Water Conservation by Byron Chitwood
Right now, it’s anybody’s guess as to whether we are in the beginning, middle or nearing the end of an extended drought. If I had to, I would guess that we will experience chronic water problems from now on. We have some factors that contribute to the shortage of one of our most precious resources. Thus, we should learn to use what we have more frugally.
There are many reasons for water shortages and I will go into some of them. First, this country has grown to more than three times the population when I was a wee kid. Second, we use more water per capita than ever. Everybody likes a nice green lawn with plenty of bushes, flower beds and trees. All of them take water. Third, most water supplies such as lakes have limited capacity and they are gradually losing some of that capacity due to silting. Fourth, very few lakes are being built. The permitting process is a very lengthy one involving governments, legal entanglements, environmental concerns and lack of good available sites to build dams and lakes. A prime example of the time it takes to build a lake is the proposed Bois de Arc Lake near Bonham. I attended a Rotary meeting in Bonham about five years ago and the program was all about the proposed lake. It was stated that the project was very near to starting. One old timer in the room made the comment that he moved to Bonham fifty years ago and that same statement was being made then.

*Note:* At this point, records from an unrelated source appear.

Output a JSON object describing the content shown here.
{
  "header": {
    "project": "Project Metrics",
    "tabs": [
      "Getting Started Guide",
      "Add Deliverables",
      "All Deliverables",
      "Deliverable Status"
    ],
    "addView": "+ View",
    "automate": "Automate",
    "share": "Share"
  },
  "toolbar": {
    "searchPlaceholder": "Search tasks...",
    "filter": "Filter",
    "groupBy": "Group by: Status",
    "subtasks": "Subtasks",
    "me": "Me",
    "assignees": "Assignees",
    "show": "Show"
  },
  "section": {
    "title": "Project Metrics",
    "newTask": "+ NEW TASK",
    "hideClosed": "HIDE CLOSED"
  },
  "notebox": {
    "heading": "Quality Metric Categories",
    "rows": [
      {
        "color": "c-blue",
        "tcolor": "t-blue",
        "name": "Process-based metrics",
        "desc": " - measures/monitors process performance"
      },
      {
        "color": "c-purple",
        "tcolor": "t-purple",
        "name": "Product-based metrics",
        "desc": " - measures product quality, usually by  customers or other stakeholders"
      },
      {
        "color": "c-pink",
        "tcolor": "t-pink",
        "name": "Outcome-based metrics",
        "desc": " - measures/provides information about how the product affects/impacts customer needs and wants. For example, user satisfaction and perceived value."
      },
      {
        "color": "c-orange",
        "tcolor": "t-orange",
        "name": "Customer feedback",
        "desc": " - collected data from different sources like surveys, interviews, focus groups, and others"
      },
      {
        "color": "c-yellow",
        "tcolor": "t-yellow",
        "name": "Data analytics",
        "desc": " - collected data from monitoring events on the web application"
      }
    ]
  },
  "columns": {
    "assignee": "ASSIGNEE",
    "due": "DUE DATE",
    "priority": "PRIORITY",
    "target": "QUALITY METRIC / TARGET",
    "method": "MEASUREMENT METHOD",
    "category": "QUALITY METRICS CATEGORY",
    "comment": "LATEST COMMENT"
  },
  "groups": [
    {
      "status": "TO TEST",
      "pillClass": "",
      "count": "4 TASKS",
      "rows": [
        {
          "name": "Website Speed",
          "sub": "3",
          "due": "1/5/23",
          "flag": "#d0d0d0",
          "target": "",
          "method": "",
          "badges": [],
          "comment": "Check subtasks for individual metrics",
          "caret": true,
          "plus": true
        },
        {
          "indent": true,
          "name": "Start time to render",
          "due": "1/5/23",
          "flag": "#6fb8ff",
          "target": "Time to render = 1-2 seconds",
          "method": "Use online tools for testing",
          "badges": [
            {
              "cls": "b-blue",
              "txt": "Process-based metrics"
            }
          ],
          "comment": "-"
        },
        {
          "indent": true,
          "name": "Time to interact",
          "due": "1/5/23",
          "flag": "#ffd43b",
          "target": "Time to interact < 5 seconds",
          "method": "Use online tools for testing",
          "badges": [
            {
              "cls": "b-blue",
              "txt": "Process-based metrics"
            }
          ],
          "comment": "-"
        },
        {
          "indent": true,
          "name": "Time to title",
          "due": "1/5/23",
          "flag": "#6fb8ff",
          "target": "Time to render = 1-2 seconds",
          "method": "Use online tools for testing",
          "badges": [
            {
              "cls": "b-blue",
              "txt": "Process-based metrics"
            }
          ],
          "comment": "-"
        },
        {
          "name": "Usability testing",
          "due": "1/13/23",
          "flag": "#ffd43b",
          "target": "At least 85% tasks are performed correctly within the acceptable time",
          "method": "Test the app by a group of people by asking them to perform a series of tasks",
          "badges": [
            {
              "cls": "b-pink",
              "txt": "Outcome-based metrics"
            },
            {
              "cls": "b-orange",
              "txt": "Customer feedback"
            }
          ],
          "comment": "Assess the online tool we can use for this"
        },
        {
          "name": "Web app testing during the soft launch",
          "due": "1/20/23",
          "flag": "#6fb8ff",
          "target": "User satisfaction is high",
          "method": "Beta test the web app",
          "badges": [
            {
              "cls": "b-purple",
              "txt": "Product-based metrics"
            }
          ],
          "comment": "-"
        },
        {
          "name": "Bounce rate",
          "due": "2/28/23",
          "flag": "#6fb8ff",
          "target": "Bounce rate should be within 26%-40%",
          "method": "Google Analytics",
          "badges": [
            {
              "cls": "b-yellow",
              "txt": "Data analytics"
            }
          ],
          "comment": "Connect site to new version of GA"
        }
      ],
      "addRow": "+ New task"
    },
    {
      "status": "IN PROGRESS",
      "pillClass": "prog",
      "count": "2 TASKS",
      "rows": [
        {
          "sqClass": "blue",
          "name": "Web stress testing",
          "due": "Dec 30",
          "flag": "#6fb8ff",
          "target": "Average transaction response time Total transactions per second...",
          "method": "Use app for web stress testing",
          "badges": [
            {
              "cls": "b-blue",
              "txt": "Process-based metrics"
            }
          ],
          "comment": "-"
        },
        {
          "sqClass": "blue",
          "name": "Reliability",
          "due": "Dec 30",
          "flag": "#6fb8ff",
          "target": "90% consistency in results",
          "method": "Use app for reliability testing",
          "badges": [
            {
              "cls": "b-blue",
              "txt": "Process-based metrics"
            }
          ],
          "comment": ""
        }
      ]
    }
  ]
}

Therefore, we must “use what we got” to conserve what “we got”. If you are a vegetable gardener, try to time when to plant seeds by listening to weather forecasts. If you can get seeds in the ground the day before a rain or shower, the seeds will more than likely germinate before the next rain. Do not let the soil get dry before the seeds have germinated. The best way to water at this stage of the seed germination if it doesn’t rain is do what I refer to as survival watering. Just hand water to keep the soil moist enough to get the plants started. All the experts say to only water once per week and then water enough to equal a one inch rain. However, if your soil has had a lot of organic material into it, it will not hold water for a week, especially if the weather is hot. Just hand water when the soil needs it or the plants are showing a little stress. When the plants have grown a few inches tall, mulch with shredded leaves, newspaper or some other organic material. This will conserve water since evaporation will be reduced. Also, the organic material will eventually compost and add to the enrichment of the soil. Watch for signs of nitrogen deficiency of your plants since the organic material will rob some nitrogen from the soil while composting. Use high nitrogen, slow release fertilizer that will only need to be applied once during the growing cycle.
Select plants for the landscape that require little water. Also, raise the blade of your lawnmower that will help conserve water. There are brochures at your local AgriLife headquarters that will help you make selections. Spend a few bucks on a rainwater harvesting system. Conserve what we got.